Another great manga
(and anime) title from Rumiko Takahashi
And unlike a childish acquaintance of yours truly suggested, it is NOT a piece of hentai involving dogs. Ack.
Viz is releasing the manga in the US as Inu-Yasha. This writeup will use the correct romanization.
Inuyasha started appearing on the Shonen Sunday magazine in November 1996. At the time of writing 190 issues of this ongoing series have been released.
The story starts in contemporary Japan, as a girl called Kagome receives the Shikon Jewel from her "superstitious" grandfather on the eve of her 15th birthday. The next day Kagome gets attacked by a centipede demon, who drags her into an old well transferring both of them to the feudal age. Kagome encounters people from a nearby village, who believe she is the reincarnation of Kikyo, a priestess who died 50 years ago fighting the legendary half-demon Inuyasha. As the centipede returns to attack again, Kagome encounters Inuyasha, who is sealed in suspended animation by Kikyo's arrow.

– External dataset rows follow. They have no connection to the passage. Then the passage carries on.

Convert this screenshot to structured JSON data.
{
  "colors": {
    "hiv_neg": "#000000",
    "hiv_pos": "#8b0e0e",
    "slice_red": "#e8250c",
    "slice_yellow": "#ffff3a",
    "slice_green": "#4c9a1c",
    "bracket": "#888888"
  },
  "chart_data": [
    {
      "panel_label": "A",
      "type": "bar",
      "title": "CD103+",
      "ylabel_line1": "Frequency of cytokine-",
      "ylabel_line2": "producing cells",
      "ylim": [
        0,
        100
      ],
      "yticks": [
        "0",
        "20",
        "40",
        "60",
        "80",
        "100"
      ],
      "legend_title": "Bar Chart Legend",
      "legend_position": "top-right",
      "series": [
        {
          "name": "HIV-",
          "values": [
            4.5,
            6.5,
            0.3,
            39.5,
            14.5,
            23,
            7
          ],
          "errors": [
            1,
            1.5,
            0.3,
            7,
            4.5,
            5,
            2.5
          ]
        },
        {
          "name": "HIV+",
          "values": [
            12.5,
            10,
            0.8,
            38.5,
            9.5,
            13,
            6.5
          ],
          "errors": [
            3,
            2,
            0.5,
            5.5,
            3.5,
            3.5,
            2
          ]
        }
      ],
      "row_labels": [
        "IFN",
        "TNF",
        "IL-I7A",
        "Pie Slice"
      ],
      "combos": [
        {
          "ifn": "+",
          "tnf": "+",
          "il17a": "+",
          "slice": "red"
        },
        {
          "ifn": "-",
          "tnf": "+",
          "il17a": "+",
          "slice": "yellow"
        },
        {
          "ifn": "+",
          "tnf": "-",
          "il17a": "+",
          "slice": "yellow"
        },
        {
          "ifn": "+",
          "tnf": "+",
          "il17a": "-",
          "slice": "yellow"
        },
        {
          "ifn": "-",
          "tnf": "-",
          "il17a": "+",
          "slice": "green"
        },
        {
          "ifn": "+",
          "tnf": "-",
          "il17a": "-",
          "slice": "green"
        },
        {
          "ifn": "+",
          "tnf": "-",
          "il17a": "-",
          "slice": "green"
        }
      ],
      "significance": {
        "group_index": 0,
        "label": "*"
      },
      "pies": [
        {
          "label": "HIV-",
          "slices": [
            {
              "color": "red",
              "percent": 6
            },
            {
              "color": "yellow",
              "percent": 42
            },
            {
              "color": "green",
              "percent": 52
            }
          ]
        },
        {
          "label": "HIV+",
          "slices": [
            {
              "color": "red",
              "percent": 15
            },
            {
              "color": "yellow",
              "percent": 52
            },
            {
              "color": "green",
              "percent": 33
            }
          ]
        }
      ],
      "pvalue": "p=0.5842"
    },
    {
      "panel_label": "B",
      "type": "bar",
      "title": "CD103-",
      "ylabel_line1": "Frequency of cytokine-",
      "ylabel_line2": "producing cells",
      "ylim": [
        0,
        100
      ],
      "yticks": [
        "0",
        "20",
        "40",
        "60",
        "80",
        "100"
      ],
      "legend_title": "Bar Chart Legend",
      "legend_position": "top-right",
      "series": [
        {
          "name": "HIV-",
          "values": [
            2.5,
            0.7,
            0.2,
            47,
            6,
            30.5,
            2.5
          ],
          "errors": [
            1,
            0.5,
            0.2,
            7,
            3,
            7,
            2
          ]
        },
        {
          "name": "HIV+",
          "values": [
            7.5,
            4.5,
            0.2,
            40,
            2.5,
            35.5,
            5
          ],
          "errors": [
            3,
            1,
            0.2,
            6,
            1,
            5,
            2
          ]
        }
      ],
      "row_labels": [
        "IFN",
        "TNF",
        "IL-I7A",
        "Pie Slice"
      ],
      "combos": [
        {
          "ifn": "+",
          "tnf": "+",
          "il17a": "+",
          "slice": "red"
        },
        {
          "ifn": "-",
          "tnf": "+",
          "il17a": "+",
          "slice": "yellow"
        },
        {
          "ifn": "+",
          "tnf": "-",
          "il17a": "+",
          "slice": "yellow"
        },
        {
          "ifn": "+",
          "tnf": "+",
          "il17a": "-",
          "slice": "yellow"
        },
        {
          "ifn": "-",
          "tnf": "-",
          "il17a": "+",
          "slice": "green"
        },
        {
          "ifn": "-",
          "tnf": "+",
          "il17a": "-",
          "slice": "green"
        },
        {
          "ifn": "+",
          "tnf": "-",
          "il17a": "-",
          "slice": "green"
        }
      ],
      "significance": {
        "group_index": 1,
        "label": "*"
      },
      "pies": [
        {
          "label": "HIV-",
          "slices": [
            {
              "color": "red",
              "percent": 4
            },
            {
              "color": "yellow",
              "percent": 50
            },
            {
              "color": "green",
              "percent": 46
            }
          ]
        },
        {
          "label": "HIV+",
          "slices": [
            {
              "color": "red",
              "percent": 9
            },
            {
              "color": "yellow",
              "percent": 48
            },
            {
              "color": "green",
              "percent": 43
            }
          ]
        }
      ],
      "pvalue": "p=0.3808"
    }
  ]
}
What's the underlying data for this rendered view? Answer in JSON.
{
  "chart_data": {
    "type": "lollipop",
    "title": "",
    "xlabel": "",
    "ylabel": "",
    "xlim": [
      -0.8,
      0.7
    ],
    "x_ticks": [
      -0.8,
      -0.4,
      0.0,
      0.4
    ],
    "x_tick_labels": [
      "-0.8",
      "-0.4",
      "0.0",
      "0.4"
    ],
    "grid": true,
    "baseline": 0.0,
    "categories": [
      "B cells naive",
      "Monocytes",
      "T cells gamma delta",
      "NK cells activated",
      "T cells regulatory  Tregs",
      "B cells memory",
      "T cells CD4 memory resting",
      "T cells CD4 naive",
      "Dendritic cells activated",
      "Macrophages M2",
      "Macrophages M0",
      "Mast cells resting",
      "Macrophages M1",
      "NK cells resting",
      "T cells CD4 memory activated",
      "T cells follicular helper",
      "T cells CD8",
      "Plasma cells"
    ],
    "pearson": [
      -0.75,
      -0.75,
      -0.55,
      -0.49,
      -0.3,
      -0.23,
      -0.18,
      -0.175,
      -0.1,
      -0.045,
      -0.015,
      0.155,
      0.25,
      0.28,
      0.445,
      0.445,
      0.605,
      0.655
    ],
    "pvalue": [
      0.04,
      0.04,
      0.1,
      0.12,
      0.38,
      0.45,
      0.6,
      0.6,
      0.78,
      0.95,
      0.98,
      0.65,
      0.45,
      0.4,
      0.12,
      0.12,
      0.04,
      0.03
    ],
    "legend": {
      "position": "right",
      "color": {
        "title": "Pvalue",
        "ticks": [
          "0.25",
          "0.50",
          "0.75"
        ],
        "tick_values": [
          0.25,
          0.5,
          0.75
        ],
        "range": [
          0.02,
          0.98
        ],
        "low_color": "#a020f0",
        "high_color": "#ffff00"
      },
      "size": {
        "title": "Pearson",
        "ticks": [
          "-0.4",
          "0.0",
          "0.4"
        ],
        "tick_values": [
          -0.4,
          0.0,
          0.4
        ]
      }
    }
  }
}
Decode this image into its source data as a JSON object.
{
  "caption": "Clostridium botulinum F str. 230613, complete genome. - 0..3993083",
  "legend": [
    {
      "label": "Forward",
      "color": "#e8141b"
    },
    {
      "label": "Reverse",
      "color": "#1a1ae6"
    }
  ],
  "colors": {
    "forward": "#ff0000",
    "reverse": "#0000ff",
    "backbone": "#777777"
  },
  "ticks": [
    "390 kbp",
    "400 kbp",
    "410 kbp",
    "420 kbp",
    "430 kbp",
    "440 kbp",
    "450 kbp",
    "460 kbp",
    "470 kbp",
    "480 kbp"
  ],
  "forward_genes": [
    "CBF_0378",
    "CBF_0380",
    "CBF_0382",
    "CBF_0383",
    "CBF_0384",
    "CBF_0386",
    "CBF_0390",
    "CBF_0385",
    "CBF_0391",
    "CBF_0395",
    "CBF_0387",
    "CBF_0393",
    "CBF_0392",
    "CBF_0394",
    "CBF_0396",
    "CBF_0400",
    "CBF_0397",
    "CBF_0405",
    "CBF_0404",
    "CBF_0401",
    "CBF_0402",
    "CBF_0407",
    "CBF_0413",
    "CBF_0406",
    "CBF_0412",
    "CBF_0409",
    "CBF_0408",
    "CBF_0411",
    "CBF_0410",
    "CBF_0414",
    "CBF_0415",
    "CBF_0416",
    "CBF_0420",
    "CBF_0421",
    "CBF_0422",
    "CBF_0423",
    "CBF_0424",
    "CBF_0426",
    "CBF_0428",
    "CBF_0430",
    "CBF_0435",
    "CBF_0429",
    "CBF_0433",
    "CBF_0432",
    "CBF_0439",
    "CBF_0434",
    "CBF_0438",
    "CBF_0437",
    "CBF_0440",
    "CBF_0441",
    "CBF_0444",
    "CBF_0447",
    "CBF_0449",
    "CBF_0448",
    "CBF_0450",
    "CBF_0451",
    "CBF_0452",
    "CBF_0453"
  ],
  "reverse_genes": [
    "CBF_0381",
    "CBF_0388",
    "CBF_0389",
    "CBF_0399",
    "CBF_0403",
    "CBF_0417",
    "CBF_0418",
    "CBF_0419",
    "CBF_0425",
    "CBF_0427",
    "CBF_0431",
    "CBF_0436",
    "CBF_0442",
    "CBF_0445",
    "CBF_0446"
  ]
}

Kagome frees the half-canine so he can take care of the enemy, but soon finds out he has a quite different agenda from what she expected.
And this is merely the intro. Instead of spoiling things further I urge you to get your hands to the manga and read it yourselves. In my opinion the honorable artist has outdone herself again. The characters are great, the artwork is near perfect*, the action never stops and the plot never leaves you cold. Inuyasha is naturally a must-have for any Takahashi -fan, but I don't see why it couldn't attract those bored with Ranma & co as well.

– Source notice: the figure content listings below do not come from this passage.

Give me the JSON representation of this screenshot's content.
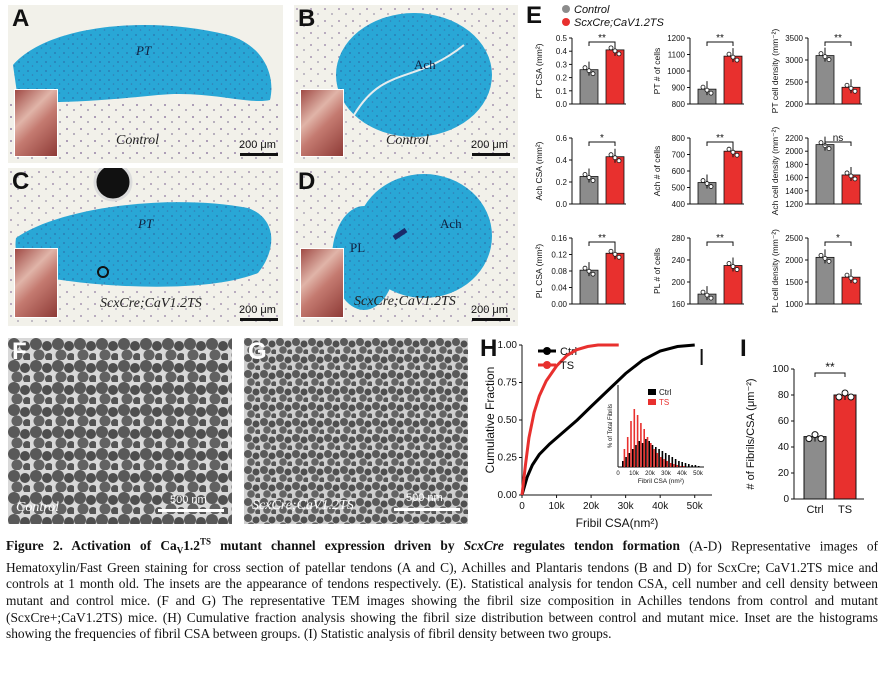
{
  "panels": {
    "A": {
      "letter": "A",
      "region": "PT",
      "genotype": "Control",
      "scale": "200 μm"
    },
    "B": {
      "letter": "B",
      "region": "Ach",
      "genotype": "Control",
      "scale": "200 μm"
    },
    "C": {
      "letter": "C",
      "region": "PT",
      "genotype": "ScxCre;CaV1.2TS",
      "scale": "200 μm"
    },
    "D": {
      "letter": "D",
      "region_a": "Ach",
      "region_b": "PL",
      "genotype": "ScxCre;CaV1.2TS",
      "scale": "200 μm"
    },
    "F": {
      "letter": "F",
      "genotype": "Control",
      "scale": "500 nm"
    },
    "G": {
      "letter": "G",
      "genotype": "ScxCre;CaV1.2TS",
      "scale": "500 nm"
    }
  },
  "legend_E": {
    "letter": "E",
    "control": "Control",
    "mutant": "ScxCre;CaV1.2TS",
    "control_color": "#8c8c8c",
    "mutant_color": "#e8302e"
  },
  "chart_data": [
    {
      "type": "bar",
      "panel": "E",
      "ylabel": "PT CSA (mm²)",
      "categories": [
        "Control",
        "ScxCre;CaV1.2TS"
      ],
      "values": [
        0.26,
        0.41
      ],
      "ylim": [
        0,
        0.5
      ],
      "ticks": [
        "0.0",
        "0.1",
        "0.2",
        "0.3",
        "0.4",
        "0.5"
      ],
      "sig": "**"
    },
    {
      "type": "bar",
      "panel": "E",
      "ylabel": "PT # of cells",
      "categories": [
        "Control",
        "ScxCre;CaV1.2TS"
      ],
      "values": [
        890,
        1090
      ],
      "ylim": [
        800,
        1200
      ],
      "ticks": [
        "800",
        "900",
        "1000",
        "1100",
        "1200"
      ],
      "sig": "**"
    },
    {
      "type": "bar",
      "panel": "E",
      "ylabel": "PT cell density (mm⁻²)",
      "categories": [
        "Control",
        "ScxCre;CaV1.2TS"
      ],
      "values": [
        3100,
        2380
      ],
      "ylim": [
        2000,
        3500
      ],
      "ticks": [
        "2000",
        "2500",
        "3000",
        "3500"
      ],
      "sig": "**"
    },
    {
      "type": "bar",
      "panel": "E",
      "ylabel": "Ach CSA (mm²)",
      "categories": [
        "Control",
        "ScxCre;CaV1.2TS"
      ],
      "values": [
        0.25,
        0.43
      ],
      "ylim": [
        0,
        0.6
      ],
      "ticks": [
        "0.0",
        "0.2",
        "0.4",
        "0.6"
      ],
      "sig": "*"
    },
    {
      "type": "bar",
      "panel": "E",
      "ylabel": "Ach # of cells",
      "categories": [
        "Control",
        "ScxCre;CaV1.2TS"
      ],
      "values": [
        530,
        720
      ],
      "ylim": [
        400,
        800
      ],
      "ticks": [
        "400",
        "500",
        "600",
        "700",
        "800"
      ],
      "sig": "**"
    },
    {
      "type": "bar",
      "panel": "E",
      "ylabel": "Ach cell density (mm⁻²)",
      "categories": [
        "Control",
        "ScxCre;CaV1.2TS"
      ],
      "values": [
        2100,
        1640
      ],
      "ylim": [
        1200,
        2200
      ],
      "ticks": [
        "1200",
        "1400",
        "1600",
        "1800",
        "2000",
        "2200"
      ],
      "sig": "ns"
    },
    {
      "type": "bar",
      "panel": "E",
      "ylabel": "PL CSA (mm²)",
      "categories": [
        "Control",
        "ScxCre;CaV1.2TS"
      ],
      "values": [
        0.082,
        0.123
      ],
      "ylim": [
        0,
        0.16
      ],
      "ticks": [
        "0.00",
        "0.04",
        "0.08",
        "0.12",
        "0.16"
      ],
      "sig": "**"
    },
    {
      "type": "bar",
      "panel": "E",
      "ylabel": "PL # of cells",
      "categories": [
        "Control",
        "ScxCre;CaV1.2TS"
      ],
      "values": [
        178,
        230
      ],
      "ylim": [
        160,
        280
      ],
      "ticks": [
        "160",
        "200",
        "240",
        "280"
      ],
      "sig": "**"
    },
    {
      "type": "bar",
      "panel": "E",
      "ylabel": "PL cell density (mm⁻²)",
      "categories": [
        "Control",
        "ScxCre;CaV1.2TS"
      ],
      "values": [
        2060,
        1610
      ],
      "ylim": [
        1000,
        2500
      ],
      "ticks": [
        "1000",
        "1500",
        "2000",
        "2500"
      ],
      "sig": "*"
    },
    {
      "type": "line",
      "panel": "H",
      "xlabel": "Fribil CSA(nm²)",
      "ylabel": "Cumulative Fraction",
      "xticks": [
        "0",
        "10k",
        "20k",
        "30k",
        "40k",
        "50k"
      ],
      "yticks": [
        "0.00",
        "0.25",
        "0.50",
        "0.75",
        "1.00"
      ],
      "xlim": [
        0,
        55000
      ],
      "ylim": [
        0,
        1
      ],
      "series": [
        {
          "name": "Ctrl",
          "color": "#000000",
          "x": [
            0,
            1500,
            3000,
            5000,
            8000,
            12000,
            16000,
            20000,
            25000,
            30000,
            35000,
            40000,
            45000,
            50000
          ],
          "y": [
            0,
            0.12,
            0.2,
            0.27,
            0.34,
            0.42,
            0.5,
            0.59,
            0.7,
            0.81,
            0.9,
            0.96,
            0.99,
            1.0
          ]
        },
        {
          "name": "TS",
          "color": "#e8302e",
          "x": [
            0,
            1000,
            2000,
            3500,
            5000,
            7000,
            10000,
            13000,
            16000,
            19000,
            22000,
            25000,
            28000
          ],
          "y": [
            0,
            0.2,
            0.38,
            0.55,
            0.66,
            0.76,
            0.86,
            0.93,
            0.97,
            0.99,
            1.0,
            1.0,
            1.0
          ]
        }
      ]
    },
    {
      "type": "bar",
      "panel": "H-inset",
      "xlabel": "Fibril CSA (nm²)",
      "ylabel": "% of Total Fibrils",
      "xticks": [
        "0",
        "10k",
        "20k",
        "30k",
        "40k",
        "50k"
      ],
      "series": [
        {
          "name": "Ctrl",
          "color": "#000000"
        },
        {
          "name": "TS",
          "color": "#e8302e"
        }
      ]
    },
    {
      "type": "bar",
      "panel": "I",
      "ylabel": "# of Fibrils/CSA (μm⁻²)",
      "categories": [
        "Ctrl",
        "TS"
      ],
      "values": [
        48,
        80
      ],
      "ylim": [
        0,
        100
      ],
      "ticks": [
        "0",
        "20",
        "40",
        "60",
        "80",
        "100"
      ],
      "sig": "**"
    }
  ],
  "panel_letters": {
    "H": "H",
    "I": "I"
  },
  "caption": {
    "title_bold_1": "Figure 2. Activation of Ca",
    "title_bold_sub": "V",
    "title_bold_2": "1.2",
    "title_bold_sup": "TS",
    "title_bold_3": " mutant channel expression driven by ",
    "title_bold_italic": "ScxCre",
    "title_bold_4": " regulates tendon formation",
    "body": " (A-D) Representative images of Hematoxylin/Fast Green staining for cross section of patellar tendons (A and C), Achilles and Plantaris tendons (B and D) for ScxCre; CaV1.2TS mice and controls at 1 month old. The insets are the appearance of tendons respectively. (E). Statistical analysis for tendon CSA, cell number and cell density between mutant and control mice. (F and G) The representative TEM images showing the fibril size composition in Achilles tendons from control and mutant (ScxCre+;CaV1.2TS) mice. (H) Cumulative fraction analysis showing the fibril size distribution between control and mutant mice. Inset are the histograms showing the frequencies of fibril CSA between groups. (I) Statistic analysis of fibril density between two groups."
  }
}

Viz comics is naturally running far behind with their English translated versions, but there are fan-made translations around the web for the anxious fans who are unable to read Japanese.
The anime version premiered fall 2000 on Japanese TV, with 3 episodes currently shown. As of now I have only seen the first one, but the series seems quite promising. The plot follows the manga almost 100% identically (although it's too early to say that for the entire show), and the seiyuu sound fine to my ears. I don't have much negative things to say about the animation either, with nice CGI effects to spice up the action. The violence and nudity is toned down from the comic, but who cares? This isn't an ecchi title anyway.
* This is of course subjective. I happen to love Takahashi's "simplified" style.
Update - August 3, 2001
The anime series has been running for over 30 episodes at the moment, and has proven to be quite popular. DVDs have also started to be released in Japan, and I recently grabbed volume 1. It only contains two episodes (later volumes apparently feature 3 per disc) and the extras consist mainly of trailers and a few sketches. Although I like the anime version, I probably won't be buying all of these, at least until a box set is released. A bit too expensive.
As any popular anime title, Inuyasha has naturally gotten its share of merchandise. I have personally only seen the 3 complete trading card sets my friend got, which were quite nice. There's more stuff out there, from keychains to calling cards.
I hate to do this since writeup does not mean reply, but I have to strongly disagree with what microlith is saying. Americans still seem to be under the impression that World == USA. There are a lot of European anime fans out here, and how do we, or anyone for that matter, benefit from having an anime title being shown cut and dubbed on US TV? This is why fansubbing should not (and will not) stop until they've at least released uncut subbed DVDs in the States. But this is a discussion which should take place elsewhere.